As also seen in the above mentioned memoir
During the First World War Elderton served with Sir Alfred Watson as
statistical adviser to the Ministry of Shipping, and his work was recognized by
the award of the C.B.E. after the cessation of hostilities. He was also
honoured by the French Government, who made him a Chevalier of the Legion of
Honour. He carried out similar duties in the Second World War, ultimately
becoming chief statistical adviser to the Ministry of War Transport when that
organization came into being as a result of the merging of the Ministry of
Shipping and the Ministry of Transport. For his services in this capacity, he
was created a K.B.E. in 1946; a knighthood had already been conferred on him in
1938.
So as we learned last week, Gilbert Walter Palin may have
initiated William Palin Elderton’s interest in the family history or at least
added to it.

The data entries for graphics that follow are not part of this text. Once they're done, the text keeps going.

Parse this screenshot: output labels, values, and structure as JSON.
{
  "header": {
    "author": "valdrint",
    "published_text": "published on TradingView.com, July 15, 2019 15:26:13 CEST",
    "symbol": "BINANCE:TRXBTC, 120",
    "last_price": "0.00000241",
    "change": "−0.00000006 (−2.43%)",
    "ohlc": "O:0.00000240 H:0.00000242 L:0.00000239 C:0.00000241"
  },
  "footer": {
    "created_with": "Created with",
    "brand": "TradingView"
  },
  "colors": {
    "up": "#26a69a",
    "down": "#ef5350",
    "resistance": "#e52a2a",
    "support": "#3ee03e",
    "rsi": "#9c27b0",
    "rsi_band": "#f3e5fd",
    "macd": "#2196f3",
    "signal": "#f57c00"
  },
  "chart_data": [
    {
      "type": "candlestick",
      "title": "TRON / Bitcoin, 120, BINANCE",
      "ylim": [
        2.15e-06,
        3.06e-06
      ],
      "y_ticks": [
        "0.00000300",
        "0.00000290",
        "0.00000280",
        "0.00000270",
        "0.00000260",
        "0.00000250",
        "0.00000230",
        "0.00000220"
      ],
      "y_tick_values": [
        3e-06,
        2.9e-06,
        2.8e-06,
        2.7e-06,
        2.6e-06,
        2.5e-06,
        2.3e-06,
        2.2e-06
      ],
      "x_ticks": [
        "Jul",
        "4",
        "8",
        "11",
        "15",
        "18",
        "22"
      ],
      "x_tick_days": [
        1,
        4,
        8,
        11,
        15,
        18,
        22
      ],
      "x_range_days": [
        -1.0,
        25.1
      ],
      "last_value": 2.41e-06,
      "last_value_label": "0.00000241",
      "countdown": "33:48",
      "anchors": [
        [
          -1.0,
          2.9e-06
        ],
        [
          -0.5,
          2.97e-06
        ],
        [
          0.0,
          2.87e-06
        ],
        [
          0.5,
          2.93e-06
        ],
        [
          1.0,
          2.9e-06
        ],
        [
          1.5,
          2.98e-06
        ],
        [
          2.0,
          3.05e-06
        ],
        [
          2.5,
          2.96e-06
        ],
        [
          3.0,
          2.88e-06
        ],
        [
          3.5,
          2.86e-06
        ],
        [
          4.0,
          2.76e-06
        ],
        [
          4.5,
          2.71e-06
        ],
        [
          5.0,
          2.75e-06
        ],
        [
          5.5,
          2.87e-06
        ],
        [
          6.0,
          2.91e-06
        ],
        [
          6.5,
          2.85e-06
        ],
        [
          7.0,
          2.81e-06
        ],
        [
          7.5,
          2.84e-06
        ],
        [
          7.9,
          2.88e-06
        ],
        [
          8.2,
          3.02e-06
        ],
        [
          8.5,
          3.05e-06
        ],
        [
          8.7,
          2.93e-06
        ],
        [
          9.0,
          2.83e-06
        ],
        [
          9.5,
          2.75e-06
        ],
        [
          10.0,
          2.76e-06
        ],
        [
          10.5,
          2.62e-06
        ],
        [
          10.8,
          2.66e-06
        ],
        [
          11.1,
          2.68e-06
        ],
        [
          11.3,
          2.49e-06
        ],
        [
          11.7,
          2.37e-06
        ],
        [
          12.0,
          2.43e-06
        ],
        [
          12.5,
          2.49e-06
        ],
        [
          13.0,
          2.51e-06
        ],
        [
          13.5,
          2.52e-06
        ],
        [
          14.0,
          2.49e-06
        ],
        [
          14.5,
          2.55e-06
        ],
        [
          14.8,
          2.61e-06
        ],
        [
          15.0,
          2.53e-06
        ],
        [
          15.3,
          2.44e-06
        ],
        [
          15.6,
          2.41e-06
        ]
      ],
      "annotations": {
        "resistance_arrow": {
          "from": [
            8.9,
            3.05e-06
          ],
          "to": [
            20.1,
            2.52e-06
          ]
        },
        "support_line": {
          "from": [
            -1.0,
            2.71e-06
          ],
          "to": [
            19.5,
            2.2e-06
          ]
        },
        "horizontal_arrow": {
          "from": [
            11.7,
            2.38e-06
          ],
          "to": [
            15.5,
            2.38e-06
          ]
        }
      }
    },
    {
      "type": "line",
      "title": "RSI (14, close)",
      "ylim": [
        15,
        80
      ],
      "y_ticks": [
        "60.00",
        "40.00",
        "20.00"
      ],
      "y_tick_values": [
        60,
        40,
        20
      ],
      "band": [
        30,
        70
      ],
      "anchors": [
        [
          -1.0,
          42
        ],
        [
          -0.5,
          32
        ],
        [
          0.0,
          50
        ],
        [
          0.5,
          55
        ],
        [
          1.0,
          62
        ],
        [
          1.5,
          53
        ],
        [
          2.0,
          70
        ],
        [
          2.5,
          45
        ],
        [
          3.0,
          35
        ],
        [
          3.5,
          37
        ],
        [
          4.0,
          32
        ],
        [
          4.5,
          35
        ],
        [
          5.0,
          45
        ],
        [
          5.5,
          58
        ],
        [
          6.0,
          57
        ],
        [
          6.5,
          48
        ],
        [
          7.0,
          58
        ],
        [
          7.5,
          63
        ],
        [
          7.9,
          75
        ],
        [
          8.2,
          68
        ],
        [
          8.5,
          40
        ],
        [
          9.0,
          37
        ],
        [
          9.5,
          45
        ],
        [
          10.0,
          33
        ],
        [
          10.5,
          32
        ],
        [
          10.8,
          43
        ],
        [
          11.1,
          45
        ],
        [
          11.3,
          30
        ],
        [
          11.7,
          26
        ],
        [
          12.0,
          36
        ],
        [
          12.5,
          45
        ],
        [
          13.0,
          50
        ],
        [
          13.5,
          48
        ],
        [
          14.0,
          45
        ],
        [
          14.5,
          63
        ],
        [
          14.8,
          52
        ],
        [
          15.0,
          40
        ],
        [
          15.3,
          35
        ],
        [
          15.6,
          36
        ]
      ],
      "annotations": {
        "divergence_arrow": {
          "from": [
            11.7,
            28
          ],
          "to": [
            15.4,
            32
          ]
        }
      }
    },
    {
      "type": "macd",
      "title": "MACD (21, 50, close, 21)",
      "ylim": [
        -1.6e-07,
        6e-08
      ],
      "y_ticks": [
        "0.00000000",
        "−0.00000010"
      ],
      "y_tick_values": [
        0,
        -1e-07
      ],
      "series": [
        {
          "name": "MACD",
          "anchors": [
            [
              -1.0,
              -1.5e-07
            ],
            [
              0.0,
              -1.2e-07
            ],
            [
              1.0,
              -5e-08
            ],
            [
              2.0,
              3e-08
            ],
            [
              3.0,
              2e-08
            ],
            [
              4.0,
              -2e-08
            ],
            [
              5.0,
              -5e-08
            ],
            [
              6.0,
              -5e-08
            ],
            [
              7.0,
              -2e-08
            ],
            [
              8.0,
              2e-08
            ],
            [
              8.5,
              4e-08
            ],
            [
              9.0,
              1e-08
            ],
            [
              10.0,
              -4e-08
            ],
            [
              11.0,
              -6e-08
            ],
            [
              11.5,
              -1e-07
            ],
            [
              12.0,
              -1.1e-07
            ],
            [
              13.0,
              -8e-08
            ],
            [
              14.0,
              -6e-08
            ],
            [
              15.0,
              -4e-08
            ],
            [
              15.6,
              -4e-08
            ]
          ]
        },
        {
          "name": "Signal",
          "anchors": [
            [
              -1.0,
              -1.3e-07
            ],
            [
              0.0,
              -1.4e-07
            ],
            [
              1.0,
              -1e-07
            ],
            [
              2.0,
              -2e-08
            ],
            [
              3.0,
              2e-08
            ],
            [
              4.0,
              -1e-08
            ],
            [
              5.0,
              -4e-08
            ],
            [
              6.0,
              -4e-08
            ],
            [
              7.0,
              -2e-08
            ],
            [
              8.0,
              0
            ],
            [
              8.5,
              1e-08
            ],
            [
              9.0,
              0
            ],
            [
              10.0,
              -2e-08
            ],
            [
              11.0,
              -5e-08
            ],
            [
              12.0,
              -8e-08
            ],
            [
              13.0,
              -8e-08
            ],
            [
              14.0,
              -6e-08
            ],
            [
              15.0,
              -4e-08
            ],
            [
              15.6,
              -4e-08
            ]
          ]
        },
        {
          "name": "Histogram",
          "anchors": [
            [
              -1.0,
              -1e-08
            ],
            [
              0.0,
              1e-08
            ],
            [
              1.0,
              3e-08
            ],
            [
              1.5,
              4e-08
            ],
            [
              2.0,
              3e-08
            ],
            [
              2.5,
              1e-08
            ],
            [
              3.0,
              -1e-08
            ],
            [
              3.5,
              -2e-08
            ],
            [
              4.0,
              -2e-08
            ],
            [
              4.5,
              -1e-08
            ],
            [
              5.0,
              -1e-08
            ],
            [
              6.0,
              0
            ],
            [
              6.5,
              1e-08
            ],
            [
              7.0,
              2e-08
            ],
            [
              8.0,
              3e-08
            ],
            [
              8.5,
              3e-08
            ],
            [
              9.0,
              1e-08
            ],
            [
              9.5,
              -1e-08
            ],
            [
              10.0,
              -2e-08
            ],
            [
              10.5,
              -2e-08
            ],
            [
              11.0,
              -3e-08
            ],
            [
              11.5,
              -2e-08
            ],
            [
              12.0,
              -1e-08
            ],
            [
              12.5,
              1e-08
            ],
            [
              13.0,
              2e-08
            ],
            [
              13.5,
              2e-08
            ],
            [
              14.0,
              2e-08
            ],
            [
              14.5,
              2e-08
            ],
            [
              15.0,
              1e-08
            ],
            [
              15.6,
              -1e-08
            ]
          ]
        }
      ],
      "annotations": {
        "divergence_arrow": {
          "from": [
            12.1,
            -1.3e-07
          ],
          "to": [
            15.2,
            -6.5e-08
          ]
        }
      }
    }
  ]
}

I would love to see if I could
get a copy of that genealogy paper that Sir William Palin Elderton submitted to
the Society of Genealogists. I wonder
how far back he could trace his Palin side of his family tree.
I also wonder if Sir William Palin Elderton ever met Thomas
Basset Macaulay, President of Sun Life Assurance. Not only were they both esteemed actuaries
but they were also related by marriage.